Scanning electron micrograph of HIV-1 budding from cultured lymphocyte

 

 
Hints
Many of the hints of the previous Computer exercises could prove useful. Here are additional hints:
  • Remember there are several HIV viruses, HIV-1 (group M, N, and O), and HIV-2, and you should try to identify the origins of at least two different HIV viruses.
  • You can get a fasta file with the amino acid sequence from a selection of BLAST hits by selecting the checkbox in front of your hits of interest in the alignment part of NCBI BLAST output, followed by clicking the "get selected sequences" link at the bottom of the page. On the next page, change the Display pull-down menu to "fasta" and select "Text" or "File" from the Send-to menu.
  • If you want to make a phylogenetic tree of a protein with a lot of blast hits, don't simply take the top hits, but consider including hits with varying degrees of similarity.
  • If you find too many BLAST hits for HIV-1 proteins in the nr database, try changing the database to refseq. To find out the host of a virus you have to click on the gene identifier and read the NCBI entry. Often under FEATURES there would be a "source" item which states which strain of the virus you found and (if known) what the host is.
  • You can select how BLAST output is sorted by clicking on the different headers of the summary table. Sorting by "Query_coverage" can be helful in getting rid if partial hits and synthetic constructs (which are often very short).
  • On the query page of NCBI BLAST, you can use Entrez queries to limit the results; the query "feline"[descr] will mostly give you hits from the feline immunodeficiency virus, while all[filter] NOT "Human immunodeficiency virus 1"[descr] will for example exclude BLAST hits from HIV-1. Similarly the query gorilla[all] would result (almost only) with virus sequences where in the NCBI entry anywhere the word gorilla is mentioned. You can also change the hits presented in the BLAST output through the link "formatting options" on top of the results page.
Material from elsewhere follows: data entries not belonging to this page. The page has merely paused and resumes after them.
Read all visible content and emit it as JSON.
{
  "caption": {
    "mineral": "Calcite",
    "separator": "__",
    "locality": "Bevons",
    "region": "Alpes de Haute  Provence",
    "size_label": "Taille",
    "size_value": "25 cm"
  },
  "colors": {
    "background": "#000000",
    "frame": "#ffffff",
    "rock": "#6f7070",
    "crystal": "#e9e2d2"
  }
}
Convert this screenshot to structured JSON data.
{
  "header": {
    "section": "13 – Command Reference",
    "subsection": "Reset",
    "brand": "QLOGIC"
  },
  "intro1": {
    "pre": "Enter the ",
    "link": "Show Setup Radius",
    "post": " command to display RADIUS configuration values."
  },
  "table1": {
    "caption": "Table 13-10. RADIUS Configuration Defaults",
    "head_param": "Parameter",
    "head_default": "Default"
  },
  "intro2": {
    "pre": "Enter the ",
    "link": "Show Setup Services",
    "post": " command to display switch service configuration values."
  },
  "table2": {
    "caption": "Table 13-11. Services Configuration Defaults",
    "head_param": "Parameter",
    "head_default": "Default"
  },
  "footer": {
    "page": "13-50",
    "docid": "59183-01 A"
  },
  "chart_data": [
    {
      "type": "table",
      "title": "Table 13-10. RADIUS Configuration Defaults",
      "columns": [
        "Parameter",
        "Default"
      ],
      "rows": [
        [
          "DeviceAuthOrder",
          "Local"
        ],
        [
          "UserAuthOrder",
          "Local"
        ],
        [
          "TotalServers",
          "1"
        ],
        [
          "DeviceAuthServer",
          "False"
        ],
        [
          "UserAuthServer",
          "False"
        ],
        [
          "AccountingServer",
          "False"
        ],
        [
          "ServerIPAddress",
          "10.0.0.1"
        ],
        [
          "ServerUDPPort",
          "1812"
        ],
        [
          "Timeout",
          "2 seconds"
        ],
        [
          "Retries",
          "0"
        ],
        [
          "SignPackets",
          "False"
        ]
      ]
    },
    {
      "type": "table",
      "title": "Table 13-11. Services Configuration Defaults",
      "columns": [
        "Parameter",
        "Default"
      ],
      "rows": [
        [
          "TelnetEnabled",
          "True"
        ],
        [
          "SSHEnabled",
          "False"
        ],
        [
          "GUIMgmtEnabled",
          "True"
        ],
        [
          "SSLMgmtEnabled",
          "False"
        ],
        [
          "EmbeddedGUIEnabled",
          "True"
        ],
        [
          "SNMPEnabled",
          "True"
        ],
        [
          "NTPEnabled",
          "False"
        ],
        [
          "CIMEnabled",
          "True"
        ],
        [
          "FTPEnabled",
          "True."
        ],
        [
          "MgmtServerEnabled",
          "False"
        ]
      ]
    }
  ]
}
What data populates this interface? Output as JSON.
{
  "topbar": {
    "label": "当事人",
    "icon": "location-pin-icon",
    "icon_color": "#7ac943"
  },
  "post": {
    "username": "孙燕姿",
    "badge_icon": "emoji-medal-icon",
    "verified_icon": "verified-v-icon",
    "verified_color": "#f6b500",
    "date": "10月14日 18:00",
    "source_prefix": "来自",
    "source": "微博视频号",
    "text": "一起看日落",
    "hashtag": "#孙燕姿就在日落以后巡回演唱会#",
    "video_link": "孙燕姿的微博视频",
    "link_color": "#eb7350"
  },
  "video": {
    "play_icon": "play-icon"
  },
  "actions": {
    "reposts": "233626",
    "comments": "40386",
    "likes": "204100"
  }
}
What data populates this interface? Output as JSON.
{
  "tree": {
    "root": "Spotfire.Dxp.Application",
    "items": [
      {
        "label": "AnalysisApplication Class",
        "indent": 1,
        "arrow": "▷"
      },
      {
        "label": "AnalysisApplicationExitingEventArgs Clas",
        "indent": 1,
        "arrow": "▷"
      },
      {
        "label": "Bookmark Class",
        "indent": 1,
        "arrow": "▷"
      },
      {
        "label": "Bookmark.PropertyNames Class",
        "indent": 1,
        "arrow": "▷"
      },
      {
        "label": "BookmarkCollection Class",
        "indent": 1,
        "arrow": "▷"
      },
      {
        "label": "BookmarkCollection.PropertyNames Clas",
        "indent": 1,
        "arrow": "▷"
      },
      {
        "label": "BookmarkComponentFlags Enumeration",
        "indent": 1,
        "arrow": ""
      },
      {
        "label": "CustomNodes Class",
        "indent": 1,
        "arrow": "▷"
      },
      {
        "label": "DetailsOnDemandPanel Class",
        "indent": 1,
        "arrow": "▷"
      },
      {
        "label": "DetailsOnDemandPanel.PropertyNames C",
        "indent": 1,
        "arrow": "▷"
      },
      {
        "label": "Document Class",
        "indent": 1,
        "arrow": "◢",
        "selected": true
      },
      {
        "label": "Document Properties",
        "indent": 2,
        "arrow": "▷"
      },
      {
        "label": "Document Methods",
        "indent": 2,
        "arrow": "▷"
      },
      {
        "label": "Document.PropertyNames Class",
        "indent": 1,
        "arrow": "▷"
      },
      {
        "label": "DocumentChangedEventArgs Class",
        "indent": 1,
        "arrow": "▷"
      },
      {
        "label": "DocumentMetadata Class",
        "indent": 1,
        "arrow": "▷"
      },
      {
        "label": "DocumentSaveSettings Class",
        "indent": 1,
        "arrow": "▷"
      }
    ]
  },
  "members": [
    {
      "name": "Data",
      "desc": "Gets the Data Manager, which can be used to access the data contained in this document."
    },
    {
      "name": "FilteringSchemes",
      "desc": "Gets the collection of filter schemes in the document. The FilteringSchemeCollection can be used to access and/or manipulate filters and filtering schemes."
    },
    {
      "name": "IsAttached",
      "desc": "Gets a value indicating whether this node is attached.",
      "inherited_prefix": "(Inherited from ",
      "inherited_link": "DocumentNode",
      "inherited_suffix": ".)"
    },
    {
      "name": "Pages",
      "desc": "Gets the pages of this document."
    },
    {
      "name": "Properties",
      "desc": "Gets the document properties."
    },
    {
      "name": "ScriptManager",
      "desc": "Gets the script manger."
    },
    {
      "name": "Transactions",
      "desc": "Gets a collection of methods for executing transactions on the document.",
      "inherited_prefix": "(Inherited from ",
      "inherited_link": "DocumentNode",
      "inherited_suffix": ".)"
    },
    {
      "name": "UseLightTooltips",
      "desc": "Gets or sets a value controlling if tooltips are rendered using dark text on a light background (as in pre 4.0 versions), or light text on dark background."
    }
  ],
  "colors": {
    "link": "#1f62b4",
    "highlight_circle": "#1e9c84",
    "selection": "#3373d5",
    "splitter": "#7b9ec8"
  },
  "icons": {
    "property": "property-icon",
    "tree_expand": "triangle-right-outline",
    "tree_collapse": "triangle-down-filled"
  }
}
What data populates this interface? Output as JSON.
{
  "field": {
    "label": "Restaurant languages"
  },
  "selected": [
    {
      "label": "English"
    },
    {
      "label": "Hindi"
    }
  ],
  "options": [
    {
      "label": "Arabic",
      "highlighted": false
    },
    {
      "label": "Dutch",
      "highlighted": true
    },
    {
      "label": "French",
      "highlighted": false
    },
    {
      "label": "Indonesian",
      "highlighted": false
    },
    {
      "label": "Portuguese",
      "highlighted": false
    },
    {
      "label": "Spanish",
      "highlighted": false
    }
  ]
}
  • When you are selecting BLAST hits to generate a multiple sequence alignment, try to select proteins which are similar to the BLAST query over their entire length.
  • Making multiple sequence alignments of long proteins like Pol can take quite a while, so it is probably a good idea to limit the number of sequence to align (max 15).
  • Jalview is a nice tool for identifying specific positions and conserved regions in multiple sequence alignments; you can find a link to Jalview near the top of the EBI clustalw output.
  • An easy way to include pictures in your report is to press the print-screen button, followed by pasting in a program like MS Word or Open Office Writer.